読み物

続『小倉百人一首』
あらかるた

【43】雀になった中将(前)


左遷の理由

藤原実方(さねかた 五十一)は宮中での粗暴な行いがもとで
陸奥(みちのく)に追いやられ、その地で没した。
辞書の類や百人一首解説本の多くにそう書かれています。

 
『十訓抄(じっきんしょう)』によれば、
どんな恨みがあったのか、実方は殿上(てんじょう)で出会った
藤原行成(ゆきなり)の冠をいきなり叩き落とし、庭に投げ捨てました。
行成は藤原義孝(よしたか 五十)の子で能書家として知られた人物。

殿上人の冠を落とすのは大変無礼な行為ですが、
このとき行成は少しも騒がず、穏やかな口調でこう言いました。

 
いかなる事にて候やらん
忽ちにかうほどの乱冠に預るべき事こそ覚え侍らね
その故を承りて後の事にや侍るべからん
(十訓抄 下)

どういうことでございましょう
突然これほどの(冠を乱す)狼藉をお受けする覚えはございません
(しかし)その理由をうかがって今後の参考にいたしましょう

 
この様子を物陰から見ていた一条天皇は感銘を受け、
行成を蔵人頭(くろうどのとう)に昇進させました。
一方の実方については
「歌枕見て参れとて陸奥国にながしつかはされける」とあり、
左遷されて陸奥に下向し、やがてその地で死んだと記されています。

 
『十訓抄』はさらに、
実方が蔵人頭になれなかったことを恨んで雀になり、
台盤所(だいばんどころ=台所)で
料理をついばんでいたという話も載せています。


不和のいきさつ

『撰集抄(せんじゅうしょう)』という説話集には
実方が行成に恨みを抱いた理由が書かれています。

殿上人たちが東山に花見に行った際、
思いがけぬにわか雨に見舞われて騒ぎになったのですが、
実方はひとり平然と桜の下に立ち、このような歌を詠みました。

 

さくらがり雨はふり来ぬ おなじくは濡るとも花の陰にくらさん
(撰集抄 巻八)

どうせ濡れるのなら桜の花の陰で時を過ごそうと。
花の間を漏れてくる雨にびしょ濡れになった実方の風流さを、
同行の人々は感嘆して見ていました。

 

後日この話が天皇に報告されたとき
蔵人頭だった行成もそれを聞いており、
「歌はおもしろし。

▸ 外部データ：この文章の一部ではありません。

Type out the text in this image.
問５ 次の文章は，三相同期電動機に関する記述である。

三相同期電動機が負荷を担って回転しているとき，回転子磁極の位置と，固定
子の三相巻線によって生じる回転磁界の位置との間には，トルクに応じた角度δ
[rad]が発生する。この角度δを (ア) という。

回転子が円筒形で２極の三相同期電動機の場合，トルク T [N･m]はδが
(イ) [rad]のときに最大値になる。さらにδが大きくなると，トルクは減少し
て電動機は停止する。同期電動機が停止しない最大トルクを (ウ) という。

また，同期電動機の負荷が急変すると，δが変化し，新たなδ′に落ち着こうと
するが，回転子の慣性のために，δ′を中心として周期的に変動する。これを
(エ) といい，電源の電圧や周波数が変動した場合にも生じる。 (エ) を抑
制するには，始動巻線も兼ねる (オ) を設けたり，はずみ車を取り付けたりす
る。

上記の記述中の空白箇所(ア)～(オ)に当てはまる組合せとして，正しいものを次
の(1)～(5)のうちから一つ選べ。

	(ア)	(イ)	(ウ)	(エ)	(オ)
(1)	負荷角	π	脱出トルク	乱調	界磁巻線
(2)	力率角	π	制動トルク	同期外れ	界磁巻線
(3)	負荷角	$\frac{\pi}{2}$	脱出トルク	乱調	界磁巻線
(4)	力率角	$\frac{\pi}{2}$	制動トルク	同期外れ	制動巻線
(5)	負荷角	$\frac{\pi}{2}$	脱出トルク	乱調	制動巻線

実方は痴(おこ)なり」と批判。
それを伝え聞いた実方は、それ以来
行成に恨みを抱くようになったというのです。

 
馬鹿者と言われたわけですから
事件の伏線としてはもっともらしく思えますが、
『撰集抄』では行成がすでに蔵人頭になっています。
つまり、事件の後の昇進ではないわけです。

 
また『拾遺和歌集』に上記「さくらがり」の歌とほとんど同じ
よみ人知らずが載っているのも気になるところです。
『撰集抄』の編者、もしくは『撰集抄』に先行するタネ本の著者が
この歌をヒントに東山の花見を創作したのかもしれません。